Businesses like this keep many of Australia’s small towns alive. Evolving from a one-man regional operation into a local success story employing over fifty staff, Kennedy Trailers has become a multi-generational family dynasty, all born out of an insatiable curiosity and never-say-no work ethic.
When most of us sit down to watch TV, the only thought generally going through our minds is ‘where’s the remote?’, and that’s okay because being entertained is the goal.
When Cory Kennedy sits down in front of his television set, entertainment is the furthest thing from his mind. As he says, “I’ll sit there and think, ‘yes it’s a TV, but it’s a rear projection TV – I wonder how that works?
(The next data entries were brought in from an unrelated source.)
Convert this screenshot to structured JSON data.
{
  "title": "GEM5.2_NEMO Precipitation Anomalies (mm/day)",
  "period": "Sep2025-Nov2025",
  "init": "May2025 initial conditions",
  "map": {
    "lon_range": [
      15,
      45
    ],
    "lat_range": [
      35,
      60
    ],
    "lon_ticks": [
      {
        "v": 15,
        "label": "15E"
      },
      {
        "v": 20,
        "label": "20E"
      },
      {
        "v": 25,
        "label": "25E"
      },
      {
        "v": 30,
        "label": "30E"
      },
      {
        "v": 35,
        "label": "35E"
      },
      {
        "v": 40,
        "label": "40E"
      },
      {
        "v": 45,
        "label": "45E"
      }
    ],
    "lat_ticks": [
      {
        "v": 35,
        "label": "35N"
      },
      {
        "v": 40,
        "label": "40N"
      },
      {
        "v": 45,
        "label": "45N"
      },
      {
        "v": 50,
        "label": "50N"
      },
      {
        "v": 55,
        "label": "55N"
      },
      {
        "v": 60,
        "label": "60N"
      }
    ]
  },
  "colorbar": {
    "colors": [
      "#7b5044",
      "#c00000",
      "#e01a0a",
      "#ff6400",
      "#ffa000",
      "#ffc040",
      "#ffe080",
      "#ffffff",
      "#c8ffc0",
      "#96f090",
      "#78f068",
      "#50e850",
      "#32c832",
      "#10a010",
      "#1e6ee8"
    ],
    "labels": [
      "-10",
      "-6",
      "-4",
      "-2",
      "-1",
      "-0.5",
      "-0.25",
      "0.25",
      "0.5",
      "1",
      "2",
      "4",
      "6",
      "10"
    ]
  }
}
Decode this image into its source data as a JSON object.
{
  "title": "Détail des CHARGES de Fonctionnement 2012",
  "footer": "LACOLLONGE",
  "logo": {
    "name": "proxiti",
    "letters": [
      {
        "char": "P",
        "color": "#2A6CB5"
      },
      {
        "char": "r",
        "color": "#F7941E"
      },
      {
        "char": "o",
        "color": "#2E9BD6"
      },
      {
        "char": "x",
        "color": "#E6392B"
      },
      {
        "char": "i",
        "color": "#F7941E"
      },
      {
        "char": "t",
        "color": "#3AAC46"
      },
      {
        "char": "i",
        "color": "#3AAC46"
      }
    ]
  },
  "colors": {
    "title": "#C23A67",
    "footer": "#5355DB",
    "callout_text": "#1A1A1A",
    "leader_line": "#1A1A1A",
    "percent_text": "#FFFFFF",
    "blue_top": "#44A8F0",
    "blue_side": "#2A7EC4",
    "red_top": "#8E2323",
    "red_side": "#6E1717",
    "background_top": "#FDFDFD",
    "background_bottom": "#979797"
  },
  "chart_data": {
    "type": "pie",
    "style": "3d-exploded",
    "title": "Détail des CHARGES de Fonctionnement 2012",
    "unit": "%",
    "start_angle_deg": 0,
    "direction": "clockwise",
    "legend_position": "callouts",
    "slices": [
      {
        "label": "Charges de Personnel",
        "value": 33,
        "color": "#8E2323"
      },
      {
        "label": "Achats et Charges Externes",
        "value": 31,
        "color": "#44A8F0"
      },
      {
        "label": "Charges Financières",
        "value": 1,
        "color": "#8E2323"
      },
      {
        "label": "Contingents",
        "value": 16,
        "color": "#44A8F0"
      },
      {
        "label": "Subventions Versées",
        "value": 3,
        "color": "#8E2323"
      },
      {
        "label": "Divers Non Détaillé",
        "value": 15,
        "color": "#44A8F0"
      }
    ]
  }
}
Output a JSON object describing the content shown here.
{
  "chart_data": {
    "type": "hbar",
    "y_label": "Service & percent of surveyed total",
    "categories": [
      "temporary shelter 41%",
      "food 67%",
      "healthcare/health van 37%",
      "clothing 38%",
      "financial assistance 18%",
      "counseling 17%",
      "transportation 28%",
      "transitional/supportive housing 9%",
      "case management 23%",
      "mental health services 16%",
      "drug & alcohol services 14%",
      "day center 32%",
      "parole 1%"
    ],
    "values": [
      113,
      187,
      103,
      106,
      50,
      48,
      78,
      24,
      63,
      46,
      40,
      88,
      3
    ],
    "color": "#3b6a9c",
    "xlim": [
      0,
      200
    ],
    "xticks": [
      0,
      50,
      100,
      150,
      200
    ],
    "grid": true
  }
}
I wonder where the projector actually is’. I’m constantly looking past what it actually is.”
That desire to inquire further was inherited from his father, Garry, who admits to having had an innovative way of playing with toys. “Mum always told the story of how she would buy me a truck from the toy store and by the time I was home I had the back pulled off and was trying to work out how I could put a log trailer on it,” he recalls.
For Garry back then “the hardest part was that I couldn’t weld. I was only six, so I would use bits of wood and pins to make the log trailer.”
Cory’s grandfather – Garry’s father – drove a logging truck and that fascinated him; some of his best memories are of being in the truck with his Dad and working in the shed with him, making something to fit somewhere.
Garry never set out to own a business. It was never a dream to turn his passion for dismantling toy trucks into a revenue stream. He was quite content to be paid for putting in an honest day’s work.